Tag 845: Die Erdöllüge

Die Wanderung durch das gigantische Kohleabbaugebiet ließ uns noch für längere Zeit nicht los und brachte uns wieder auf ein Thema zurück, dass wir uns ohnehin schon lange einmal genauer anschauen wollten. Dass sich in unserer heutigen Welt alles direkt oder indirekt um Öl und Kohle dreht ist ja hinreichend bekannt. Auch dass in diesem Bereich nicht immer alles mit rechten Dingen zugeht und dass wir hier oft für dumm verkauft werden ist kein Geheimnis. Doch schon lange beschäftigte uns die Frage, wie viel wir eigentlich wirklich über das schwarze Gold wissen und wie viel Unwahrheiten darüber verbreitet werden. Denn eines ist klar, wer heute das Öl und die Kohle kontrolliert, der kontrolliert die Welt. Ein mächtigeres Mittel gibt es zur Zeit nicht.
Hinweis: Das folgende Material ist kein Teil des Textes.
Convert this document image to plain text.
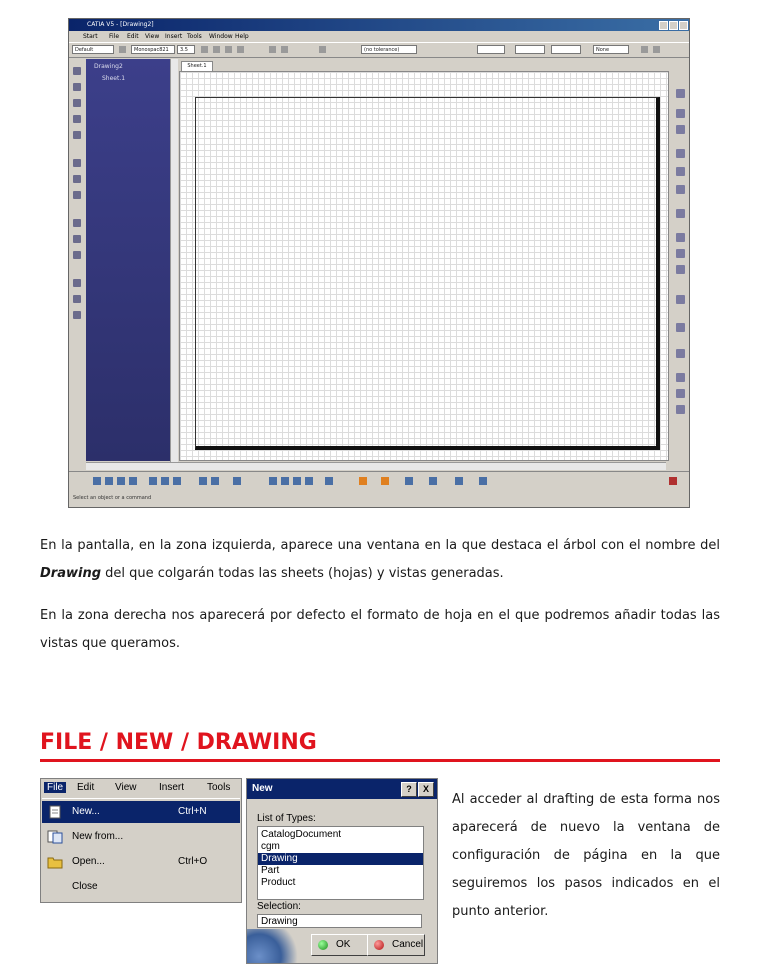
CATIA V5 - [Drawing2]
Start File Edit View Insert Tools Window Help
Default	Monospac821	3.5	(no tolerance)	None
Drawing2
Sheet.1
Sheet.1
Select an object or a command

En la pantalla, en la zona izquierda, aparece una ventana en la que destaca el árbol con el nombre del Drawing del que colgarán todas las sheets (hojas) y vistas generadas.

En la zona derecha nos aparecerá por defecto el formato de hoja en el que podremos añadir todas las vistas que queramos.

FILE / NEW / DRAWING
File	Edit View Insert Tools
New...	Ctrl+N
New from...
Open...	Ctrl+O
Close
New	?	X
List of Types:
CatalogDocument
cgm
Drawing
Part
Product
Selection:
Drawing
OK	Cancel

Al acceder al drafting de esta forma nos aparecerá de nuevo la ventana de configuración de página en la que seguiremos los pasos indicados en el punto anterior.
Auf die ersten Ungereimtheiten kamen wir vor ein paar Jahren eigentlich eher zufällig, als wir und mit ungewöhnlichen Fällen aus dem Bereich der Archäologie beschäftigten. Immer wieder sind wir auf Fälle gestoßen, bei denen von Menschen produzierte Artefakte in Kohlemienen gefunden wurden. Goldketten, verzierte Metalltafeln, Nägel, Krüge und andere Alltagsgegenstände. Die meisten dieser Funde wurden gegen Ende des 19. Jahrhunderts gemacht, doch auch später kamen weitere hinzu, die jedoch meist sehr diskret behandelt wurden. Nach der gängigen Datierungsmethode mussten diese Artefakte Millionen von Jahren alt sein. Sie stammten also aus einer Zeit, in der es eigentlich noch keine Menschen hätte geben dürfen. Jedenfalls nicht, wenn man den Meinungen der Paläontologen glaubt. Das ließ nur zwei Schlussfolgerungen zu. Entweder die Menschheit existierte deutlich länger als angenommen, oder Kohle entsteht viel schneller als behauptet. Vielleicht war sogar beides der Fall. Wir wollten daher herausfinden, aus welcher Zeitperiode der Erde Kohle wirklich stammte und wie sie entstand. Angeblich handelte es sich dabei um abgestorbenes, organisches Material, das unter hohem Druck und über einen sehr langen Zeitraum hinweg in Kohle verwandelt wurde. Bei der Frage, wie plausibel diese Annahme wirklich war, stießen wir auf den zweiten Fossilien Brennstoff, der eine enorme Bedeutung für unsere moderne Zeit hat. Die Rede ist von Erdöl.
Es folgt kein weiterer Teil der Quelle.